Pendant mon séjour à Metz... j’ai été reçu chez un de ses parents, où j’ai vu Mademoiselle Eugénie.
SIMON.
Charmante personne... C’est une fille du second lit... Je ne l’ai pas élevée celle-là ; mais elle a pour moi plus d’amitié que sa sœur... Ah ! tu l’as vue à Metz ! Eh ! eh ! mon garçon... ce serait là une jolie petite femme de ménage.
BLANGY.
Je le pensais comme vous, tout à l’heure, trompé par les manières engageantes, le langage affectueux de Monsieur le marquis.
SIMON.
Oh ! d’abord, il a la langue dorée.
BLANGY.
Je me suis hasardé à lui témoigner le désir d’entrer dans sa famille... Et Dieu m’est témoin que je n’aurais pas osé lui faire un semblable aveu, s’il ne m’avait le premier vanté son mépris des préjugés, ses principes d’égalité.
SIMON.
Il veut aller de pair avec tout de qui est au-dessus de lui... Voilà son égalité... Et que t’a-t-il répondu ?
BLANGY.
Il m’a dit qu’il avait des engagements antérieurs.
SIMON.
C’est, comme ils disent, de la diplomatie.
BLANGY.
Qu’est-ce que cela signifie ?
SIMON.
Ce sont des mensonges... il veut la faire entrer dans un couvent.
BLANGY.
Est-il possible !... la sacrifier !...
SIMON.
Oui, pour que sa sœur ait toute la fortune à elle seule, deux cent mille livres de renie... comme si ce n’était pas assez de la moitié... Voilà de ces idées paternelles qu’on ne trouve que chez les grands seigneurs... Mais sois tranquille... nous ne le souffrirons pas... Dis-moi !, mon garçon, mam’selle Eugénie connaît-elle ton amour ?
BLANGY.
Je n’ai pas été maître de cacher ce que j’éprouvais ; et je pense qu’elle l’a deviné.
SIMON.
Eh bien ! il ne faut pas encore désespérer... Je verrai, je parlerai à Monsieur le marquis.
BLANGY.
Y pensez-vous ? Je le sens bien, trop de motifs parlent contre moi... sans fortune, sans titres...
SIMON.
On vous en fera.
BLANGY.
Et puis dans ce temps-ci, ancien soldat de l’empereur...
SIMON.
Eh morbleu ! qui ne l’a pas servi ?... des imbéciles dont il n’a pas voulu !... Va faire un peu de toilette, et reviens.
BLANGY.
Non ; vous avez beau dire... j’ai eu tort de m’abuser ainsi... Moi ! prétendre à une alliance aussi brillante !
SIMON.
Est-ce qu’un garçon de mérite et d’honneur comme toi, n’est pas fait pour prétendre à tout ? Est-ce qu’il faut se décourager pour un premier échec ? Va donc faire ta toilette...
Il le pousse dehors.
Qu’est-ce que ça te coûte d’aller faire un peu de toilette ?
Blangy sort.
Scène XI
SIMON, seul
Refuser un brave jeune homme dont la conduite a toujours été digne des plus grands éloges, que tous les pères s’honoreraient de nommer leur gendre... Oh ! je saurai bien le forcer à rendre sa fille heureuse.
Air : T’en souviens-tu.
Il faudra bien que la raison l’emporte,
Et qu’il consente à combler leur espoir ;
Je ne suis rien qu’un concierge... n’importe...

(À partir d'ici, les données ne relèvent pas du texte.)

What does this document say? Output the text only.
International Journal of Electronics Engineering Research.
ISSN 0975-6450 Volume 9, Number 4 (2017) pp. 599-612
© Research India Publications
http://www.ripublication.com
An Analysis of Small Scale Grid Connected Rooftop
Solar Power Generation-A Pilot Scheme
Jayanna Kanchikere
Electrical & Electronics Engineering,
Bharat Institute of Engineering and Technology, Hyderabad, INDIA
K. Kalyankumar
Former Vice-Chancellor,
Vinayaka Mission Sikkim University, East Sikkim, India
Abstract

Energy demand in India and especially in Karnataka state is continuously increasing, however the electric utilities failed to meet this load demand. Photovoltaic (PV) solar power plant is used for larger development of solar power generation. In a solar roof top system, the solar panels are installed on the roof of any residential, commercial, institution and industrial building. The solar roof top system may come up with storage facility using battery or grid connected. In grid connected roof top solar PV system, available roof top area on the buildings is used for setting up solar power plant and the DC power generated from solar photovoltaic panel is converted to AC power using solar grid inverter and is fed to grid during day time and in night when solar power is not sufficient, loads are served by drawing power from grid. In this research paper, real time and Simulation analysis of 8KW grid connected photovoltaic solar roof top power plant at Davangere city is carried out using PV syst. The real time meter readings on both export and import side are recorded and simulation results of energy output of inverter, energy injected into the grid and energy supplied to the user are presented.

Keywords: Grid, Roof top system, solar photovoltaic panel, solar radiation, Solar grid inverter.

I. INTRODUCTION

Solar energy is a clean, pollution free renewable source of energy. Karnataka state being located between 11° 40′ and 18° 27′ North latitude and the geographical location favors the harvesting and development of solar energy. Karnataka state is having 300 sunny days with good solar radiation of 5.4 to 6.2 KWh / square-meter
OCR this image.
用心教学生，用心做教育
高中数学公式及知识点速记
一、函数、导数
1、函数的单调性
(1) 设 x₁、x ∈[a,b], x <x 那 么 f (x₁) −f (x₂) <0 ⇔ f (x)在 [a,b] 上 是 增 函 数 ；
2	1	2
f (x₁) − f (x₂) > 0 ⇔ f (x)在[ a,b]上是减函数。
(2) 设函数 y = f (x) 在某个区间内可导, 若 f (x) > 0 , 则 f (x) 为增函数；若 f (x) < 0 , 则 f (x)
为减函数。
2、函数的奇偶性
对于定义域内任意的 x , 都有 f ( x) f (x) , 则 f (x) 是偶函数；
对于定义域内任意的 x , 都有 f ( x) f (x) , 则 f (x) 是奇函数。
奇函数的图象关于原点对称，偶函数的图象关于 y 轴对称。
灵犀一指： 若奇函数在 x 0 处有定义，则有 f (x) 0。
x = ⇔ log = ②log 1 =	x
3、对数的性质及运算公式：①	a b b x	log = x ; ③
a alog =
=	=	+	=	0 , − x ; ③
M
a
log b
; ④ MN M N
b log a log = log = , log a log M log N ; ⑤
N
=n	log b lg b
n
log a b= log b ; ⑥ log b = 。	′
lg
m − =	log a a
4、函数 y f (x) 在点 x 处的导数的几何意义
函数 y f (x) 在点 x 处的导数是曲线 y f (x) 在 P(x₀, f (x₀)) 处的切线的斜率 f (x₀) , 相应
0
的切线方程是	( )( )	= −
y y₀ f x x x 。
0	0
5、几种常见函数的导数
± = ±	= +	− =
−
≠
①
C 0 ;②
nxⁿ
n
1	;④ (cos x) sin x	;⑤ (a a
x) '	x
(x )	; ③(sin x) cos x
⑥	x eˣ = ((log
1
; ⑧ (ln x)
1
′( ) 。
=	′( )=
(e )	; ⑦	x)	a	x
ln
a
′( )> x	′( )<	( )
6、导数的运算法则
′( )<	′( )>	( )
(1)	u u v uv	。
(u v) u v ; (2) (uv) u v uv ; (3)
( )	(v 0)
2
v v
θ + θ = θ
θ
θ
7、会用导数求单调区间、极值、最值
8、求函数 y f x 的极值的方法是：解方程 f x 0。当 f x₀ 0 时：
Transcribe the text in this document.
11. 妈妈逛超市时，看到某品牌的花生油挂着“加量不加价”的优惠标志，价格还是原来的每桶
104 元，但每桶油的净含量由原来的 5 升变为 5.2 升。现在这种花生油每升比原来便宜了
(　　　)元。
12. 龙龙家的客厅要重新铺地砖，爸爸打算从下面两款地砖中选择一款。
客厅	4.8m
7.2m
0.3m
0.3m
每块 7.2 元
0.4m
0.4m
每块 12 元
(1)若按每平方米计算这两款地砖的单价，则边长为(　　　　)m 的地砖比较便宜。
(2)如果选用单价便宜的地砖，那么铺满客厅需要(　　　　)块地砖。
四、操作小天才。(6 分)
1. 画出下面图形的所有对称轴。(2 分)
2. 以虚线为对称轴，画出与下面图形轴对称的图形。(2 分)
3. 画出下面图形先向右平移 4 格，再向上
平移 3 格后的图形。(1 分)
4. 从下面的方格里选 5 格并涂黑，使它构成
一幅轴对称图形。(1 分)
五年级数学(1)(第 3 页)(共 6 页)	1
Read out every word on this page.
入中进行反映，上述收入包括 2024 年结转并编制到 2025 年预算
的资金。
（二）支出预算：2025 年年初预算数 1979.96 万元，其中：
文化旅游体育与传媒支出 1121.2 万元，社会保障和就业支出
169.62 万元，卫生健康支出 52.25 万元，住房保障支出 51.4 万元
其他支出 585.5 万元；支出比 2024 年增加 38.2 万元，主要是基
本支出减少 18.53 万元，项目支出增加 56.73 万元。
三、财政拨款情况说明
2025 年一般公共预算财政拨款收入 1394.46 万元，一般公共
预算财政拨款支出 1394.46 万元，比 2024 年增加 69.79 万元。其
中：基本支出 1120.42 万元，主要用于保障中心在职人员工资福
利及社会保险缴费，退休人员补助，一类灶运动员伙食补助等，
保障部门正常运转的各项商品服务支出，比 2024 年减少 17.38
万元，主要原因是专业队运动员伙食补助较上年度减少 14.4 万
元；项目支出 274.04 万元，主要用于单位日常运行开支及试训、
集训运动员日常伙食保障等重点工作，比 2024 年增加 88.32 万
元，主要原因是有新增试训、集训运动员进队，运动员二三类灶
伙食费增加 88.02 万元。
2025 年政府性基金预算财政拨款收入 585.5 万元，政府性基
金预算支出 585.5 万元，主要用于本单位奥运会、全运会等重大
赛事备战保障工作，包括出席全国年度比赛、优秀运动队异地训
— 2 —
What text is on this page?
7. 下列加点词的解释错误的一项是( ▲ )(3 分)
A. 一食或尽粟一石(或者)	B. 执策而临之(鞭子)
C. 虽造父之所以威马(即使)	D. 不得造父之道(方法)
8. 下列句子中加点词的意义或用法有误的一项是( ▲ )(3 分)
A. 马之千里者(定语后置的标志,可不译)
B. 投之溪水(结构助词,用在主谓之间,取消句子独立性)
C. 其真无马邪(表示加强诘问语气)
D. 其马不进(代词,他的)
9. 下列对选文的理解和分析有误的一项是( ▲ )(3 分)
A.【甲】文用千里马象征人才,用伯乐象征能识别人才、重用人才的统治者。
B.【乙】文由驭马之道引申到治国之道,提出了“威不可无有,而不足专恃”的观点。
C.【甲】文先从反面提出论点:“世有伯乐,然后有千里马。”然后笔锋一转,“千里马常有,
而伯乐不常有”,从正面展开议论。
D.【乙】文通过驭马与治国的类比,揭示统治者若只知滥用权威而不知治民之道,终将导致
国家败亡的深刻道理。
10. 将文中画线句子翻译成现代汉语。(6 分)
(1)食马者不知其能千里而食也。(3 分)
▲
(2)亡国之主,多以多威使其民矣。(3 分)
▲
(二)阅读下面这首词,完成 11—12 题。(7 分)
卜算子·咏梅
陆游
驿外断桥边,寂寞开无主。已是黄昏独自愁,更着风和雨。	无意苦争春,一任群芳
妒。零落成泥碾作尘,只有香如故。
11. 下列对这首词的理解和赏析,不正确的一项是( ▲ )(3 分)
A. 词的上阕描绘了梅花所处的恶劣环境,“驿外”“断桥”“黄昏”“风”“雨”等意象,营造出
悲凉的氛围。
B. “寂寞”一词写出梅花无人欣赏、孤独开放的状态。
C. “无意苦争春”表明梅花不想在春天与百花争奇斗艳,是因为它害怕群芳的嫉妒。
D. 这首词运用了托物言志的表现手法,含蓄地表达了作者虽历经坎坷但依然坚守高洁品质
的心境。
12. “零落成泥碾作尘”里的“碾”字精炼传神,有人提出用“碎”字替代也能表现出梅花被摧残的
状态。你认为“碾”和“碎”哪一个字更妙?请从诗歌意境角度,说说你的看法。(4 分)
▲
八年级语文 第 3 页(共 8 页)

J’ sais ma consigne, et j’ connais mon devoir.
Des importuns, quand s’ présent’ la cohorte,
J’ dois, tant qu’ je l’ peux, l’empêcher d’ pénétrer...
Mais quand l’ bonheur vient frapper à la porte,
Suiss’ de l’hôtel, je dois le faire entrer.
Scène XII
LE MARQUIS, SIMON
LE MARQUIS, avec impatience.
Le notaire se fait bien attendre.
SIMON.
Je n’en suis pas trop fâché pour mon compte... Son absence va me donner le temps de causer avec vous.
LE MARQUIS.
Tu as à me parler.
SIMON.
Oui, monsieur le marquis.
LE MARQUIS.
Parle, je t’écoute... mais ne sois pas long.
SIMON, à part.
Du courage...
Haut.
Depuis votre retour de l’émigration... vous m’avez dit souvent : « Mon cher Simon, je te dois ma fortune, ma vie. »
LE MARQUIS.
C’est vrai... et je te le répète encore.
SIMON.
Quand vous êtes revenu des États-Unis, j’ai remis dans vos bras, Mademoiselle Louise, votre fille, que nous avions élevée comme notre enfant chéri... Et ce jour-là, vous étiez si content... vous avez eu la bonté de me dire, en me prenant la main... ça voyez-vous, monsieur, c’est une action que je n’oublierai de ma vie... ce serrement de main... c’est une récompense à laquelle je n’aurais jamais osé prétendre... Vous m’avez dit : « Simon, demande-moi ce que tu voudras. »
LE MARQUIS.
Et tu ne m’as rien demandé.
SIMON.
C’est l’occasion qui m’a manqué.
LE MARQUIS.
Eh bien ! Simon, parle... me voilà disposé à t’accorder tout ce que tu désireras, car je n’ai rien oublié de ce que je te dois.
SIMON.
Eh bien ! monsieur le marquis, puisque vous daignez vous en souvenir... permettez-moi de profiter du jour où vous signez le contrat de mariage de Mademoiselle Louise, pour vous demander le bonheur de votre seconde fille... afin que j’aie contribué à celui de toute la famille.
LE MARQUIS.
Comment ! Monsieur Blangy a eu l’indiscrétion...
SIMON.
Monsieur, je lui ai servi de père, il n’a jamais eu de secret pour moi... c’est un si brave jeune homme : il appartient à une honnête famille... son père était général... il avait des croix, des cordons, tout ce qui peut honorer un militaire... il était couvert de blessures... Napoléon l’a plus d’une fois appelé l’exemple de l’armée ; et des paroles comme celles-là, dans la bouche de l’empereur, ça vaut un fameux parchemin.
LE MARQUIS.
Servir l’empereur... c’est là une singulière recommandation pour moi.
SIMON.
Eh mon Dieu ! monsieur !
Air des Amazones.
Vous r’cevez bien, et soit dit sans reproche,
Maint sénateur, magistrat, maréchal,
Qui, prudemment, ont porté dans leur poche
La fleur de lys et l’aigle impérial,
Et tour-à-tour rouge ou blanc ; c’est égal.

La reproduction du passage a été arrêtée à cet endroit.